Key findings from the report show:

  • First-time buyers (FTBs) buying existing properties accounted for almost half (48%) of home mortgages (mortgages for borrowers buying or building homes) in H1 2022
  • The median property value, loan value and monthly repayment (excluding self-builds) for FTB mortgages on existing properties each rose by about 10% between H1 2021 and H1 2022
  • One in five FTBs and two in five mover purchasers borrowed less than they could under CBI mortgage rules
  • The median age of the main mover purchase borrowers increased to 43 while the median FTB age was unchanged at 34
  • On a regional basis Wicklow had the country’s highest median basic household incomes, monthly repayments (excluding self-builds) and property values for FTBs buying or building new properties

Overall, the mortgage market continued to grow strongly in H1 2022 with drawdown volumes up by 17% year on year to 21,895, the most since 2009. First-time buyers led the way with 11,178 drawdowns, the highest H1 volumes since 2007.

Some borrowers are minimising repayments through longer loan terms while others are opting to maximise deposits to minimise the amount borrowed.

Commenting on the report, Brian Hayes, Chief Executive of BPFI, said: “In the face of rising residential property prices and wider increases in the cost of living in the first half of 2022 and higher European Central Bank interest rates in the second half, there is understandably an intense focus on mortgage repayments at present.

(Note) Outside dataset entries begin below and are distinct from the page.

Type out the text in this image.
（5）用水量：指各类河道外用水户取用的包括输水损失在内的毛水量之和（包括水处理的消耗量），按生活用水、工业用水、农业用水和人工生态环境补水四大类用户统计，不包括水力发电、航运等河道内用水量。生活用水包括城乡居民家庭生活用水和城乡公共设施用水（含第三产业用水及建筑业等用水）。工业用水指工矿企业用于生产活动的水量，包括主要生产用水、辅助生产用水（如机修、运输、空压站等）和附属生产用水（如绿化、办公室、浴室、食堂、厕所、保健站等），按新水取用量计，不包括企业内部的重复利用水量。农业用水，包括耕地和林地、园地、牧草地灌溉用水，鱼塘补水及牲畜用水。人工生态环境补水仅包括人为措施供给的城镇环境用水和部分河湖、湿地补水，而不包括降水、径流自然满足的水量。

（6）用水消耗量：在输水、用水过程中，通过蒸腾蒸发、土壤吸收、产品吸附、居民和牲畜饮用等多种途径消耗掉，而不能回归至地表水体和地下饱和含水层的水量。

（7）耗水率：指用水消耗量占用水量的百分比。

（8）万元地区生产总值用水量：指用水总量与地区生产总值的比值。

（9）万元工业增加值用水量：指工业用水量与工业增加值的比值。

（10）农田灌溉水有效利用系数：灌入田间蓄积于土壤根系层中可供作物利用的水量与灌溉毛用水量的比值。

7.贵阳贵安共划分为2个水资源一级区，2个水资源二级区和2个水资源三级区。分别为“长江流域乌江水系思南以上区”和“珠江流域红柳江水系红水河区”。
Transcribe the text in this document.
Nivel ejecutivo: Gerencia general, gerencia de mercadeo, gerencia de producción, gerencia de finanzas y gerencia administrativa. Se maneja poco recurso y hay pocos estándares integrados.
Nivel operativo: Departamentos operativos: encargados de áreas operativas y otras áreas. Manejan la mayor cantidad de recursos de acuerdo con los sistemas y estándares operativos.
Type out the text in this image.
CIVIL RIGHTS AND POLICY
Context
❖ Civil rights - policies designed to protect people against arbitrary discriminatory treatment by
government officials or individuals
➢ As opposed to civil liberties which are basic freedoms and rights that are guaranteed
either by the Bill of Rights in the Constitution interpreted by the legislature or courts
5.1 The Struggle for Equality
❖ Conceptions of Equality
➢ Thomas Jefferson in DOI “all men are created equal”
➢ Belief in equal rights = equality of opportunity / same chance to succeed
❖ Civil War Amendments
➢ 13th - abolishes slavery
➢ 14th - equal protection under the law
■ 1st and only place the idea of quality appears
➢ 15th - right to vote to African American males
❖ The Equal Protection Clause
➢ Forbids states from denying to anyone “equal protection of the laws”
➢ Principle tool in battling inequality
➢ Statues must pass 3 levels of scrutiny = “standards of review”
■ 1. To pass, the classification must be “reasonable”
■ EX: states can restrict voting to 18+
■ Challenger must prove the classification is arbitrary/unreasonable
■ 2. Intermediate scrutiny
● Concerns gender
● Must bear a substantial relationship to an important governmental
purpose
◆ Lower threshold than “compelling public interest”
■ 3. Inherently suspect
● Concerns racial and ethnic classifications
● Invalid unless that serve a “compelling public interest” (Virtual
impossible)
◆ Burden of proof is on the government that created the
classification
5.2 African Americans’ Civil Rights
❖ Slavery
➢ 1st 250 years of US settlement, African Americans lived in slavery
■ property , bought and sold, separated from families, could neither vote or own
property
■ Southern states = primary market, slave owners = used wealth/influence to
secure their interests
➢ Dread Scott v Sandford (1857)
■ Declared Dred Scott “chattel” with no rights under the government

“Prospective borrowers aiming to buy a home have options to minimise their regular repayments.”

Hayes noted that today’s report includes mortgages drawn down before the ECB began increasing its interest rates.

“One way to reduce payments is to look for longer loan terms, particularly for FTBs as they are much younger than movers.

“Interestingly however, there is no evidence of this as latest data which show that the share of FTB mortgages with loan terms of 35 years in H1 2022 was 26% and this share has been stable between 22% and 28% since 2015,” Hayes stated.